Packet Rate Calculator

Traffic Input Form

Observed Packets

Observation Time

Time Unit

Average Packet Size

Packet Size Unit

Per-Packet Overhead (Bytes)

Link Speed

Link Speed Unit

Payload Efficiency (%)

Burst Packets

Burst Window

Burst Window Unit

Example Data Table

Scenario	Packets	Time	Avg Size	Overhead	Link	Packet Rate	Utilization
Access switch uplink	250,000	60 s	512 bytes	38 bytes	100 Mbps	4,166.67 pps	18.33%
Core burst sample	900,000	30 s	1,024 bytes	42 bytes	1 Gbps	30,000.00 pps	25.58%
Edge WAN trace	72,000	5 min	256 bytes	28 bytes	20 Mbps	240.00 pps	2.73%

Formula Used

This calculator converts observation values into packets per second, payload throughput, wire throughput, and utilization. It also estimates burst rate and line-rate capacity.

Packet Rate (pps) = Observed Packets ÷ Observation Time in Seconds

Effective Payload Bytes = Average Packet Size × (Payload Efficiency ÷ 100)

Wire Bytes per Packet = Average Packet Size + Per-Packet Overhead

Payload Throughput (bps) = Packet Rate × Effective Payload Bytes × 8

Wire Throughput (bps) = Packet Rate × Wire Bytes per Packet × 8

Link Utilization (%) = (Wire Throughput ÷ Link Speed) × 100

Inter-Packet Gap (ms) = 1000 ÷ Packet Rate

How to Use This Calculator

Enter the total observed packets counted during your capture or monitoring interval.
Input the observation duration and select the matching time unit.
Provide the average packet size and the correct size unit.
Add estimated per-packet overhead to reflect headers, tags, or encapsulation.
Enter link speed to compare measured traffic against available capacity.
Adjust payload efficiency if only a portion of each packet carries useful data.
Fill burst fields to estimate temporary spikes and short-window stress.
Press calculate to display results above the form, then export CSV or PDF if needed.

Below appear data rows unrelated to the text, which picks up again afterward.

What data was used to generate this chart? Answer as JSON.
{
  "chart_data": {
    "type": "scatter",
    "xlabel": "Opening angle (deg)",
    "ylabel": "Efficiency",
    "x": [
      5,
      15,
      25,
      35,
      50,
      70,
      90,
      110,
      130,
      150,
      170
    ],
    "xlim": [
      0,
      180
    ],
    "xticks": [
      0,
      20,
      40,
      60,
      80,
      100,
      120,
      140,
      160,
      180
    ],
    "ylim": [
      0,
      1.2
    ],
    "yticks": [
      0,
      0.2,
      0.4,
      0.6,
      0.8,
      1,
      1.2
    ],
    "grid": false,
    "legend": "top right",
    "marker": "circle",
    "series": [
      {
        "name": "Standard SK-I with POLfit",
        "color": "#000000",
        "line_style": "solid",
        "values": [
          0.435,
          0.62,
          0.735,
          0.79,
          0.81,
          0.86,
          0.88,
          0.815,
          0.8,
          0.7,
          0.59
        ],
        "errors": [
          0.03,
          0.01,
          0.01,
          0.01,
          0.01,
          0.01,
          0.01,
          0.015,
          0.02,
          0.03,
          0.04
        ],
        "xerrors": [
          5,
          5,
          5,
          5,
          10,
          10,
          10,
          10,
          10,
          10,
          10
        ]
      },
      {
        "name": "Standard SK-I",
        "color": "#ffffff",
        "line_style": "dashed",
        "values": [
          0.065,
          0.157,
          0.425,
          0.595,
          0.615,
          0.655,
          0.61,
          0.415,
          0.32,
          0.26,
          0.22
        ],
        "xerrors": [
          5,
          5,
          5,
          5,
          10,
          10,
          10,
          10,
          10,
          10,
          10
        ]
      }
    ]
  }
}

Frequently Asked Questions

1. What does packet rate mean?

Packet rate shows how many packets cross a link each second. It helps measure forwarding load, device stress, traffic bursts, and link behavior beyond raw bandwidth numbers.

2. Why is packet rate different from throughput?

Throughput measures bits or bytes transferred, while packet rate counts packet events. Small packets can create high packet rates with modest throughput, stressing CPUs and forwarding tables.

3. Why should I include overhead bytes?

Overhead accounts for headers, tags, encapsulation, and framing. Ignoring it can understate wire throughput and utilization, especially on tunneled, tagged, or security-heavy network paths.

4. What is payload efficiency?

Payload efficiency estimates what share of each packet carries useful application data. Lower efficiency means more transport overhead and less effective data delivered per packet.

5. How do burst calculations help?

Burst calculations reveal short-term packet spikes that averages may hide. They are useful for queue sizing, policing checks, jitter analysis, and troubleshooting intermittent congestion.

6. Can I use this for WAN and LAN links?

Yes. The calculator works for access, distribution, core, wireless backhaul, and WAN links as long as your observed traffic, packet size, and link speed inputs are realistic.

7. What does inter-packet gap show?

Inter-packet gap estimates average time between packets. Smaller gaps mean denser traffic arrival and can indicate higher interrupt frequency or processing demand on network equipment.

8. When is line-rate packet capacity important?

Line-rate packet capacity matters when sizing routers, firewalls, switches, or packet-processing software. It shows the theoretical packet ceiling a link can sustain for a given frame size.